The map uses OpenStreetMap and GTFS data to calculate the driving and public transport commute times respectively. We used PostgreSQL for the database with PostGIS. pgRouting was used to calculate the commute times as a shortest-path tree from an origin. The JSON API was written in Python, using GeoDjango and TileStache libraries.

The browser loaded the commute data in 256 x 256 pixel data tiles in JSON. The request is made up of the commute type (“driving” or “transit”), the origin latitude/longitude, and TMS style x/y/z coodinates for the tile area.

An example request: http://tiles.trulia.com/commute/time_map/data/driving/40.7143528/-74.0059731/12/1205/1538.json is for a tile area within New York City, which returns a response in the following format:

{
    costs: [
        [173, 0, 0.999],  // [intersection x, intersection y, (cost * 60) minutes]
        ...
        [180, 84, 0.662],
        ....
        [154, 265, 0.468]
    ],
    pixel_radius: 8
}

Each array in the costs array represents an intersection and it’s commute time from the origin. The first two parameters are integers that represent the intersection’s (x/y) pixel location relative to the top left of the tile, and the last parameter is a decimal that represents the commute time as a fraction of 60 minutes. The pixel_radius value tells the browser how large to render each intersection’s circle so the map looks the same independent of the zoom level.

After the user sets the marker on the map, the browser loads the commute data tiles for the marker’s origin. On the server side, a shortest-path tree of driving times is calculated using pgRouting’s driving_distance function. A query is passed to driving_distance to get the edges (road line segments), either from OpenStreetMap data (driving), or GTFS data (public transport), and each edges’ cost (fraction of an hour). driving_distance will then return a set of node latitude/longitude points and costs for points within a 1.0 degree radius of the origin point. Each tile request for the origin will contain part of this result set for the tile’s bounding box, where latitude/longitude points are projected to pixel coordinates using TileStache).

After the browser receives a tile response, it will draw each point from the JSON data set on a canvas element (if the point’s time is within the slider’s time range). The colour of each intersection ranges from green to red (through the HSL colour model), where light green = 0 minutes, and red = 60 minutes. The colours are grouped in 5 minute increments.

Here is an image of the commute times from Lower Manhattan.

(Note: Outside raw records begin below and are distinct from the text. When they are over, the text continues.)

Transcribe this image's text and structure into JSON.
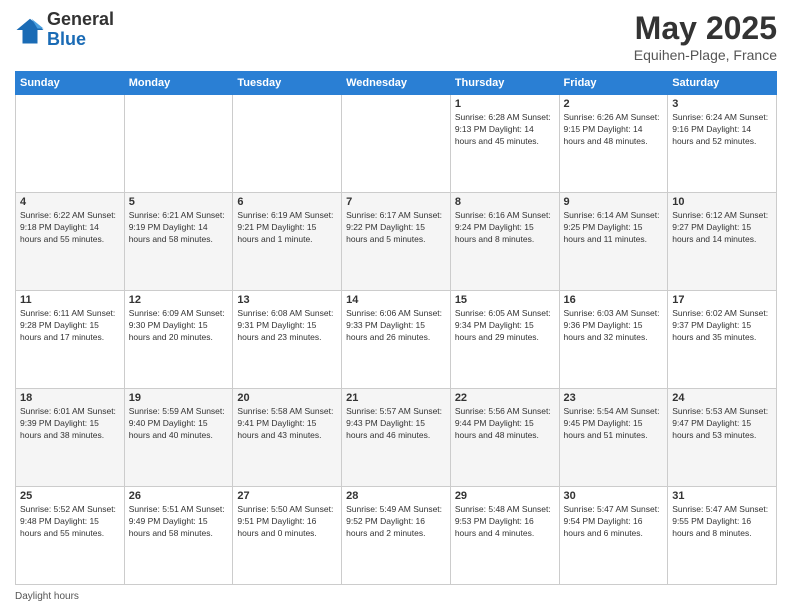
{
  "header": {
    "logo_general": "General",
    "logo_blue": "Blue",
    "month_title": "May 2025",
    "location": "Equihen-Plage, France"
  },
  "footer": {
    "label": "Daylight hours"
  },
  "days_of_week": [
    "Sunday",
    "Monday",
    "Tuesday",
    "Wednesday",
    "Thursday",
    "Friday",
    "Saturday"
  ],
  "weeks": [
    [
      {
        "day": "",
        "info": ""
      },
      {
        "day": "",
        "info": ""
      },
      {
        "day": "",
        "info": ""
      },
      {
        "day": "",
        "info": ""
      },
      {
        "day": "1",
        "info": "Sunrise: 6:28 AM\nSunset: 9:13 PM\nDaylight: 14 hours and 45 minutes."
      },
      {
        "day": "2",
        "info": "Sunrise: 6:26 AM\nSunset: 9:15 PM\nDaylight: 14 hours and 48 minutes."
      },
      {
        "day": "3",
        "info": "Sunrise: 6:24 AM\nSunset: 9:16 PM\nDaylight: 14 hours and 52 minutes."
      }
    ],
    [
      {
        "day": "4",
        "info": "Sunrise: 6:22 AM\nSunset: 9:18 PM\nDaylight: 14 hours and 55 minutes."
      },
      {
        "day": "5",
        "info": "Sunrise: 6:21 AM\nSunset: 9:19 PM\nDaylight: 14 hours and 58 minutes."
      },
      {
        "day": "6",
        "info": "Sunrise: 6:19 AM\nSunset: 9:21 PM\nDaylight: 15 hours and 1 minute."
      },
      {
        "day": "7",
        "info": "Sunrise: 6:17 AM\nSunset: 9:22 PM\nDaylight: 15 hours and 5 minutes."
      },
      {
        "day": "8",
        "info": "Sunrise: 6:16 AM\nSunset: 9:24 PM\nDaylight: 15 hours and 8 minutes."
      },
      {
        "day": "9",
        "info": "Sunrise: 6:14 AM\nSunset: 9:25 PM\nDaylight: 15 hours and 11 minutes."
      },
      {
        "day": "10",
        "info": "Sunrise: 6:12 AM\nSunset: 9:27 PM\nDaylight: 15 hours and 14 minutes."
      }
    ],
    [
      {
        "day": "11",
        "info": "Sunrise: 6:11 AM\nSunset: 9:28 PM\nDaylight: 15 hours and 17 minutes."
      },
      {
        "day": "12",
        "info": "Sunrise: 6:09 AM\nSunset: 9:30 PM\nDaylight: 15 hours and 20 minutes."
      },
      {
        "day": "13",
        "info": "Sunrise: 6:08 AM\nSunset: 9:31 PM\nDaylight: 15 hours and 23 minutes."
      },
      {
        "day": "14",
        "info": "Sunrise: 6:06 AM\nSunset: 9:33 PM\nDaylight: 15 hours and 26 minutes."
      },
      {
        "day": "15",
        "info": "Sunrise: 6:05 AM\nSunset: 9:34 PM\nDaylight: 15 hours and 29 minutes."
      },
      {
        "day": "16",
        "info": "Sunrise: 6:03 AM\nSunset: 9:36 PM\nDaylight: 15 hours and 32 minutes."
      },
      {
        "day": "17",
        "info": "Sunrise: 6:02 AM\nSunset: 9:37 PM\nDaylight: 15 hours and 35 minutes."
      }
    ],
    [
      {
        "day": "18",
        "info": "Sunrise: 6:01 AM\nSunset: 9:39 PM\nDaylight: 15 hours and 38 minutes."
      },
      {
        "day": "19",
        "info": "Sunrise: 5:59 AM\nSunset: 9:40 PM\nDaylight: 15 hours and 40 minutes."
      },
      {
        "day": "20",
        "info": "Sunrise: 5:58 AM\nSunset: 9:41 PM\nDaylight: 15 hours and 43 minutes."
      },
      {
        "day": "21",
        "info": "Sunrise: 5:57 AM\nSunset: 9:43 PM\nDaylight: 15 hours and 46 minutes."
      },
      {
        "day": "22",
        "info": "Sunrise: 5:56 AM\nSunset: 9:44 PM\nDaylight: 15 hours and 48 minutes."
      },
      {
        "day": "23",
        "info": "Sunrise: 5:54 AM\nSunset: 9:45 PM\nDaylight: 15 hours and 51 minutes."
      },
      {
        "day": "24",
        "info": "Sunrise: 5:53 AM\nSunset: 9:47 PM\nDaylight: 15 hours and 53 minutes."
      }
    ],
    [
      {
        "day": "25",
        "info": "Sunrise: 5:52 AM\nSunset: 9:48 PM\nDaylight: 15 hours and 55 minutes."
      },
      {
        "day": "26",
        "info": "Sunrise: 5:51 AM\nSunset: 9:49 PM\nDaylight: 15 hours and 58 minutes."
      },
      {
        "day": "27",
        "info": "Sunrise: 5:50 AM\nSunset: 9:51 PM\nDaylight: 16 hours and 0 minutes."
      },
      {
        "day": "28",
        "info": "Sunrise: 5:49 AM\nSunset: 9:52 PM\nDaylight: 16 hours and 2 minutes."
      },
      {
        "day": "29",
        "info": "Sunrise: 5:48 AM\nSunset: 9:53 PM\nDaylight: 16 hours and 4 minutes."
      },
      {
        "day": "30",
        "info": "Sunrise: 5:47 AM\nSunset: 9:54 PM\nDaylight: 16 hours and 6 minutes."
      },
      {
        "day": "31",
        "info": "Sunrise: 5:47 AM\nSunset: 9:55 PM\nDaylight: 16 hours and 8 minutes."
      }
    ]
  ]
}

Raw commute times for New York

Challenges

After importing all datasets for the US, we found that pgRouting’s driving_distance function had slow performance. This was mostly due to the large size of the OSM/GTFS datasets for all of the US. Since any given query was only analysing edges within a 1.0 degree radius, we partitioned the tables into areas of 1.0 degree blocks, where each table overlapped it’s adjacent tables by 0.5 degrees. This allowed us to query a table that only contained the edges we needed, with a much smaller dataset.

HTML canvas performed slowly when rendering a lot of circles. One bottleneck was the context.arc function (context is a CanvasRenderingContext2D). This function was being invoked for every circle, so to speed this up, the result of the context.arc function was cached by re-using the pixel data for each circle. The pixel data is captured using var data = context.getImageData(0, 0, diameter, diameter), and re-used with context.putImageData(data, 0, 0, xPos, yPos, diameter, diameter).

In an earlier prototype, we used greyscale images to represent the costs for each pixel, where each pixel was coloured by the cost of its nearest neighbour’s node. We found this technique to be particularly slow, mainly due to the fact that we were processing 65536 (256 x 256) pixels for each tile. After using the JSON tile approach with only the points that we needed, the performance improved significantly.